3.2.4 Magnetic nanoparticles
Superparamagnetic iron oxide nanoparticles (SPIONs) have been studied for various biomedical applications, such as contrast agents, iron replacement therapies, drug delivery, tissue repair, hyperthermia, cell and tissue targeting, and transfection. SPIONs have an iron oxide core that is coated by an organic or inorganic layer. Bare SPIONs may be toxic because there is chemical reactive, so the coating layer prevents aggregation and agglomeration of the nanoparticles and reduces iron oxide oxidation. SPIONs are largely studied for magnetic resonance imaging and targeted delivery of drug and antigen to the required sites. Vismara et al. [118] designed a new theranostic SPION system loaded with paclitaxel as a drug and coated with bovine serum albumin (BSA) and hyaluronic acid.
BSA protein was used to improve the colloidal stability of the SPIONs. Hyaluronic acid can specifically bind to CD44 receptors on various cancer cells and also provide biocompatibility and biodegradability. Not only the results showed that the SPIONs have a great potential for targeted imaging, but also IV injection of the SPION system to mice showed that the drug is diluted in blood steam and concentrated in the tumor.

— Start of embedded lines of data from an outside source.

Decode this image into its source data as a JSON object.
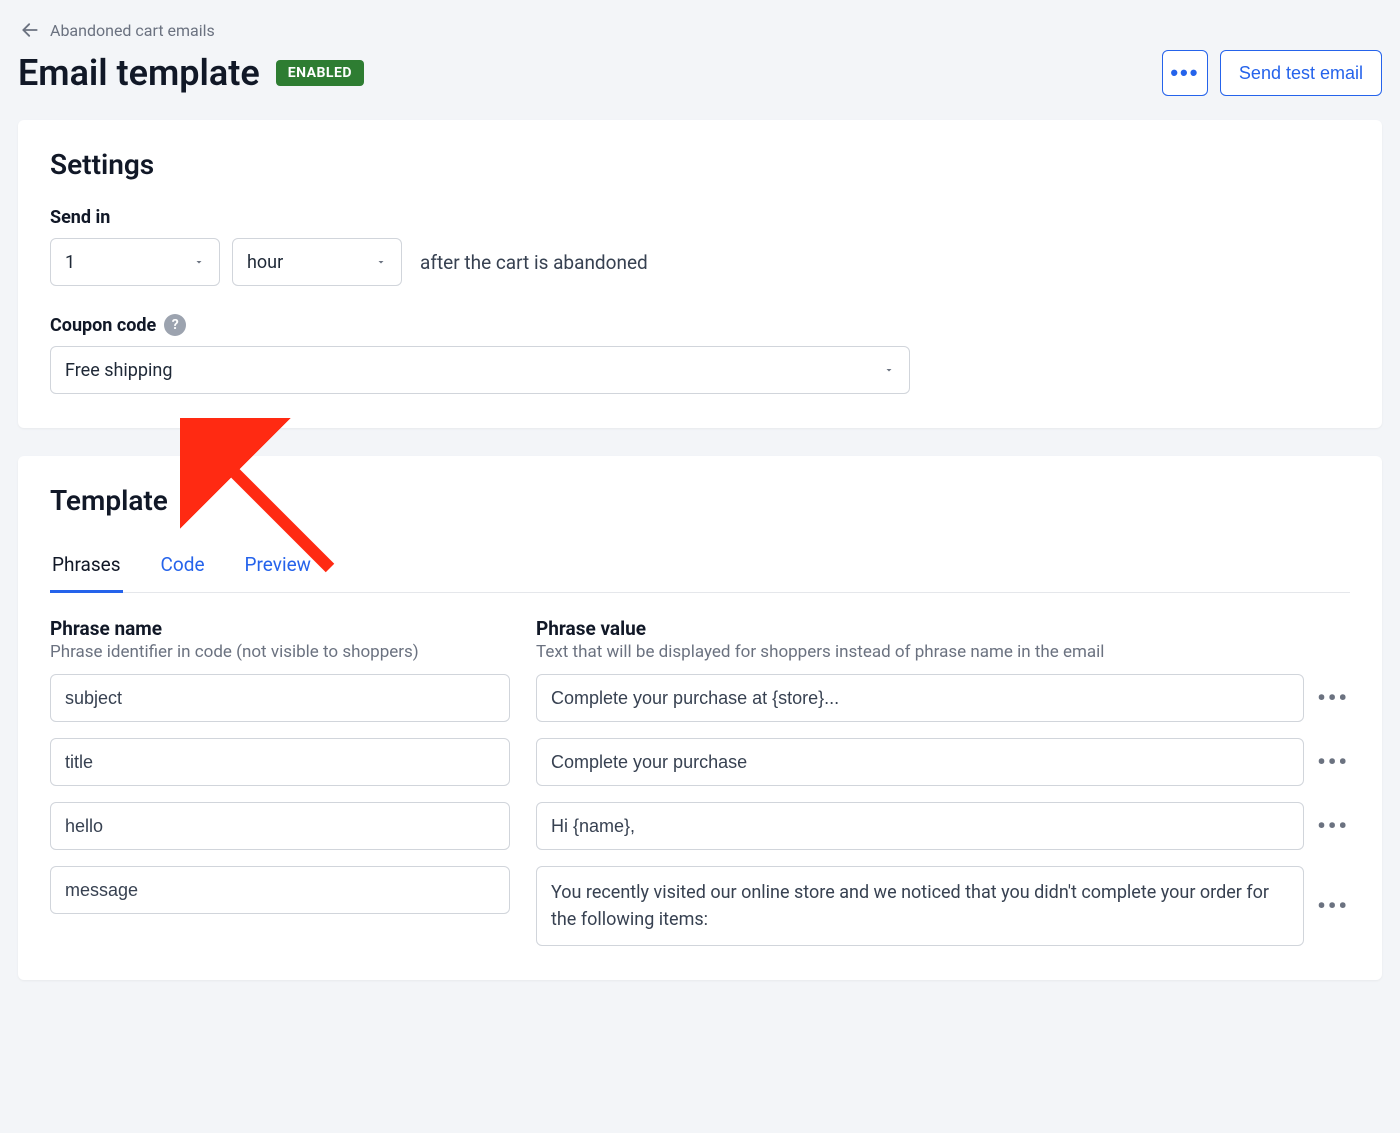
{
  "breadcrumb": {
    "label": "Abandoned cart emails"
  },
  "title": "Email template",
  "status_badge": "ENABLED",
  "actions": {
    "send_test": "Send test email"
  },
  "settings": {
    "heading": "Settings",
    "send_in_label": "Send in",
    "send_in_value": "1",
    "send_in_unit": "hour",
    "after_text": "after the cart is abandoned",
    "coupon_label": "Coupon code",
    "coupon_value": "Free shipping"
  },
  "template": {
    "heading": "Template",
    "tabs": [
      "Phrases",
      "Code",
      "Preview"
    ],
    "col_name_head": "Phrase name",
    "col_name_sub": "Phrase identifier in code (not visible to shoppers)",
    "col_value_head": "Phrase value",
    "col_value_sub": "Text that will be displayed for shoppers instead of phrase name in the email",
    "rows": [
      {
        "name": "subject",
        "value": "Complete your purchase at {store}..."
      },
      {
        "name": "title",
        "value": "Complete your purchase"
      },
      {
        "name": "hello",
        "value": "Hi {name},"
      },
      {
        "name": "message",
        "value": "You recently visited our online store and we noticed that you didn't complete your order for the following items:"
      }
    ]
  }
}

The protective shells that are used against degradation of SPIONs and enhanced biocompatibility of the nanoparticles might result in reducing magnetization and pharmacological activity of the loaded drug. In this way, Gaspar et al. [119] used polyethylene glycol sorbitan monooleate nonionic surfactant to obtain a stable water-based suspension.

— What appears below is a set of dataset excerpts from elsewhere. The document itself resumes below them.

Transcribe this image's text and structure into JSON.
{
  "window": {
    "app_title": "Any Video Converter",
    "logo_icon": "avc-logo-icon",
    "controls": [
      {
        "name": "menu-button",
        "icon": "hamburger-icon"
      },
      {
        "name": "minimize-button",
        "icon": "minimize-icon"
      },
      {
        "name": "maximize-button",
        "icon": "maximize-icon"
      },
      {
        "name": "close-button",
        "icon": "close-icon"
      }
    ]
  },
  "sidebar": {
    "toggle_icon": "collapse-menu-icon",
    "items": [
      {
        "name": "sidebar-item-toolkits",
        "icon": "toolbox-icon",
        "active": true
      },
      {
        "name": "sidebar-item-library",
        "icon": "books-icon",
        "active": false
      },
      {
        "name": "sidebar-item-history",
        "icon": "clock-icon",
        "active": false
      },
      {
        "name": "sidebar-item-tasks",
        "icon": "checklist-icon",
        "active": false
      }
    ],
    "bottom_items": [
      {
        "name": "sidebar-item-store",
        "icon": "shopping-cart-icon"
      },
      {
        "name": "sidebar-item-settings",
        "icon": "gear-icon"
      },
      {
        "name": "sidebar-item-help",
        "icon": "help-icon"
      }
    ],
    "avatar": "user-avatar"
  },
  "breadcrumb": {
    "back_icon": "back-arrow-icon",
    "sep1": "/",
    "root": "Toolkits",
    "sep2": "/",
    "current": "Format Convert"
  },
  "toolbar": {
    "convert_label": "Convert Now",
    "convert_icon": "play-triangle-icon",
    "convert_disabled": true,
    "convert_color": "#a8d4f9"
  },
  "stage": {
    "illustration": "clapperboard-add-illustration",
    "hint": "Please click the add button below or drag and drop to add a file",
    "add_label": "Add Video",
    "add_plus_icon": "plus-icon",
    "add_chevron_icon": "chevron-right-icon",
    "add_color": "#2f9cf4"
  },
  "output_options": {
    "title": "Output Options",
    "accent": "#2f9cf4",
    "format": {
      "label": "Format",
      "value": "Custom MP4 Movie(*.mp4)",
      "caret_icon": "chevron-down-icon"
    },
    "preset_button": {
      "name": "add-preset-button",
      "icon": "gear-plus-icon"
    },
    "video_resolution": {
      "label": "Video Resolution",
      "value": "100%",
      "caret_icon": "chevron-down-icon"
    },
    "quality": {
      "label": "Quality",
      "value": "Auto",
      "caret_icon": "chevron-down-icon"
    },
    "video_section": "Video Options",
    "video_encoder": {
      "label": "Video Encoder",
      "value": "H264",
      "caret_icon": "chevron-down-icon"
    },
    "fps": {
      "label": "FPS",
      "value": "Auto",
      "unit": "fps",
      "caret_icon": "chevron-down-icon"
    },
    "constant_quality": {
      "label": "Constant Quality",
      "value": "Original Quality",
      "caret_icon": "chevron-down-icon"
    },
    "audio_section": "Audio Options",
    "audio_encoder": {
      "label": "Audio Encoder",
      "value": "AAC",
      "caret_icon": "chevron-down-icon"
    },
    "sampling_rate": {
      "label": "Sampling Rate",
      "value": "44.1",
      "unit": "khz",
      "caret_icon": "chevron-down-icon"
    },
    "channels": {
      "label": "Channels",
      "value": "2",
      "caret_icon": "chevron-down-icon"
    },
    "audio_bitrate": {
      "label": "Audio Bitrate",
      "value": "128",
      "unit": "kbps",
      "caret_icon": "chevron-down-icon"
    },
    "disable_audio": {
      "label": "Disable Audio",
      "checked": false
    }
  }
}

The obtained SPIONs showed high magnetic content (93% of iron sites) and a high saturation magnetization value. The protein loading on these nanoparticles indicated good loading efficacy and capacity of SPIONs for a lower concentration of protein. A novel drug delivery material for treating bone diseases has been studied by Tran et al. [120]. They coated the synthesized magnetite and maghemite nanoparticles with calcium phosphate. The results showed that calcium phosphate coating could improve bone cell function. Magnetic nanoparticles have also been investigated as carriers of the oligonucleotides to regulate gene expression. To prevent corrosion of the nanoparticles and avoiding the leaching of potentially toxic species into the body, the magnetic nanoparticles must be coated. Natural polymers like carbohydrates and proteins, besides synthetic polymers like PEG and polyvinyl alcohol, are popular coating materials for magnetic nanoparticles [121].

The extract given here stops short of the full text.